Long Beach was a wonderful track. To be a marshal there was an honor indeed.
Date Added: 09/03/2009

Clive
Timbo: Ah, a childhood steeped in motor sport - I envy you. My father wasn't interested in the slightest and I cannot even remember what chance it was that led me to attend my first race. The Tasman series was as good as F1 and most of the star drivers had a go at it, so I reckon you were there from the very early days!
Date Added: 09/03/2009

Clive
Lee: That's a good point about the competitiveness of drivers. To see hard-fought battles between really skillful drivers is so much more likely to capture new fans than entry at a time of dominance by one driver or team. That is one reason why I'm enjoying our present period - there might have been little overtaking in the last few years but there is not much to choose between the top drivers and we've had some fantastic races as a result. It looks like continuing into next year as well.
Date Added: 09/03/2009

rob ijbema
Clive it was 1972 and i saw a mean dark blue Tyrrell chasing a mysterious looking black and gold Lotus through the sweeping curves of the Osternreichring,
it was only a minute or so...on the telly...as a little kid i started drawing those low,fast moving machines and never stopped...
Date Added: 09/03/2009

Clive
That reminds me that I used to draw F1 cars too, Rob - in my late teens. I never thought I could earn a living doing it, however, and moved on to other things. Although I still draw cars when I have nothing else to do...
Date Added: 09/03/2009

Pink Peril
Wow - The Stig was racing F1 back in 1955? Some say that he is timeless ;)

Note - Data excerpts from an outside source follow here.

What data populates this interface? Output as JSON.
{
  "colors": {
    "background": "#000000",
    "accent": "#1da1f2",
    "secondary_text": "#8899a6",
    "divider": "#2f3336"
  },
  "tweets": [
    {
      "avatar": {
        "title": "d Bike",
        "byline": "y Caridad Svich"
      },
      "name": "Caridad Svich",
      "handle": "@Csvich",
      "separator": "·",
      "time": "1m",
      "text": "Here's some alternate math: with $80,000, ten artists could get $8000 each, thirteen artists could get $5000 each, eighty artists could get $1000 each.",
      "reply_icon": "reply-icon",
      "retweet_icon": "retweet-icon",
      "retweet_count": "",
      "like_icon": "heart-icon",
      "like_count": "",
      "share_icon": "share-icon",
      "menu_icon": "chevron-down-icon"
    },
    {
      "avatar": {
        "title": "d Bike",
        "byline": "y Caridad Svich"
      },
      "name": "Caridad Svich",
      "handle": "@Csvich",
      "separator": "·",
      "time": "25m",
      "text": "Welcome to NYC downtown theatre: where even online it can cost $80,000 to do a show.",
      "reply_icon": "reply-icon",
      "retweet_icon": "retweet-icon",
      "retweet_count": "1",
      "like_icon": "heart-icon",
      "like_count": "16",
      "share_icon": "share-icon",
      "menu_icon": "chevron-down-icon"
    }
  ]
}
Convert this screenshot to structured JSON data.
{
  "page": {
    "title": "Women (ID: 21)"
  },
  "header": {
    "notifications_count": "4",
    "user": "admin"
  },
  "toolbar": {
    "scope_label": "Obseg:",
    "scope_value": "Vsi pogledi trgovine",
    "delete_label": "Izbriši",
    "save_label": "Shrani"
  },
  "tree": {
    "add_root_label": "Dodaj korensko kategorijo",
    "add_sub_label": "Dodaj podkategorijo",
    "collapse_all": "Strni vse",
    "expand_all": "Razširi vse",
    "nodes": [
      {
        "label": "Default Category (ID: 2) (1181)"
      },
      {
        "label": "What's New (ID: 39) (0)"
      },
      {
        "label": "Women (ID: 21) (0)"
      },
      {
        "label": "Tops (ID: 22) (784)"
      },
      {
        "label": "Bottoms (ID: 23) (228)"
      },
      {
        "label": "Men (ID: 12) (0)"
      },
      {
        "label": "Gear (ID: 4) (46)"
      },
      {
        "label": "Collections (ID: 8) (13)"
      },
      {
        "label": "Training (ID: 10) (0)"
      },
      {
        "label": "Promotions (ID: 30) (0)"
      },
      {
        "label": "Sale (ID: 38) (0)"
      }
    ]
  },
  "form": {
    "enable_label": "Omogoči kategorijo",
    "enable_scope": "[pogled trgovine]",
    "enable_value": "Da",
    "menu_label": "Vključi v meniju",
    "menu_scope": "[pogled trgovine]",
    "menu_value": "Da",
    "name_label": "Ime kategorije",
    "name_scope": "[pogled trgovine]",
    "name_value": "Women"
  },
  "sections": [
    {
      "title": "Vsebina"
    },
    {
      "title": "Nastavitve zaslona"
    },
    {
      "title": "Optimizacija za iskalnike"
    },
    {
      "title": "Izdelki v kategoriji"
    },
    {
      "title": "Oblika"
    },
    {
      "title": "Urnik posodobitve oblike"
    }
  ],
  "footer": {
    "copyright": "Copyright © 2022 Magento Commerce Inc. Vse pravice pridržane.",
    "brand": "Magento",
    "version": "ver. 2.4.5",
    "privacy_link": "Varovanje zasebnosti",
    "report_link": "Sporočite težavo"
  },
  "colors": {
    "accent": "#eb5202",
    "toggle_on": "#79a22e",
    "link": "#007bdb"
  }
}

My first GP was actually a two wheeler. Went along to the 1997 Australian MotoGP at Phillip Island with my boyfriend at the time who was into bikes in a *big* way. I'd vaguely heard of Micky Doohan, but other than that was a complete ignoramous, and to my surprise I really enjoyed it - not being from a motorsport family. In fact, I don't beleive I was even aware that Adelaide had held an F1 race for years...

However, I wasn't bitten by the bug until a year later when I was living in Edinburgh. We didn't have a TV in my flat, so TV had become a bit of a novelty. I was visiting a friend down in York for the weekend. The teev was on in the background, and having been deprived for so long, naturally my eyes kept wandering over to it. A race was about to start, and I had no clue where, who was driving - anything.

But the start of that race ensured I have been hooked ever since - it was Spa 1998. Who could witness that, and not become intruiged?

I found out from my friends that there was a Scot driving - one David Coulthard who immediately became my favourite (once the re-start happened), and later events of the race ensured that a certain German driver would become my arch-nemisis.

In all, I've been hooked ever since.
Date Added: 09/03/2009

Clive
Who knows where the Stig comes from, Peril? He could be an alien and been around for hundreds of years!

Television grabs another viewer for F1. It has been enormously influential in spreading the word, I must admit. That Spa start was very chaotic - it took out nearly half the field. Just as well they had spare cars in those days.
Date Added: 10/03/2009

verasaki
if i recall correctly, in the late 60's and early '70's the monaco gp highlights were shown on wide world of sports the weekends after the actual event. all my neighborhood playmates were boys soooo... jackie stewart was our idol. well, mine anyway. and we kept up with the rest via the sports pages.

several years later i was relocated to seneca falls ny--at the other end of the lake from watkins glen. i went to my first f1 race in 1976 or '77 when i was 15 or 16. i was so hooked i didn't even mind slogging around in the rain. it was sort of the mode du jour up there anyway.

sorry, i'm just catching up on the blogs. so, clive grew up in africa? that must have been a great childhood!
Date Added: 11/03/2009

Clive
Monaco does seem to catch a lot of fans - or it did in those days. Funny that the circuit that always gets televised is the one the experts say can't be raced upon!

My childhood was just as ordinary as anyone else's, Vera; when it happens to you, it's just normal. A great man did teach me a few years ago that there is mileage in recalling memories, however, and I wrote several posts on Africa in my personal blog, Gone Away. The African posts are linked - start with Okay, I Admit I Had a Childhood.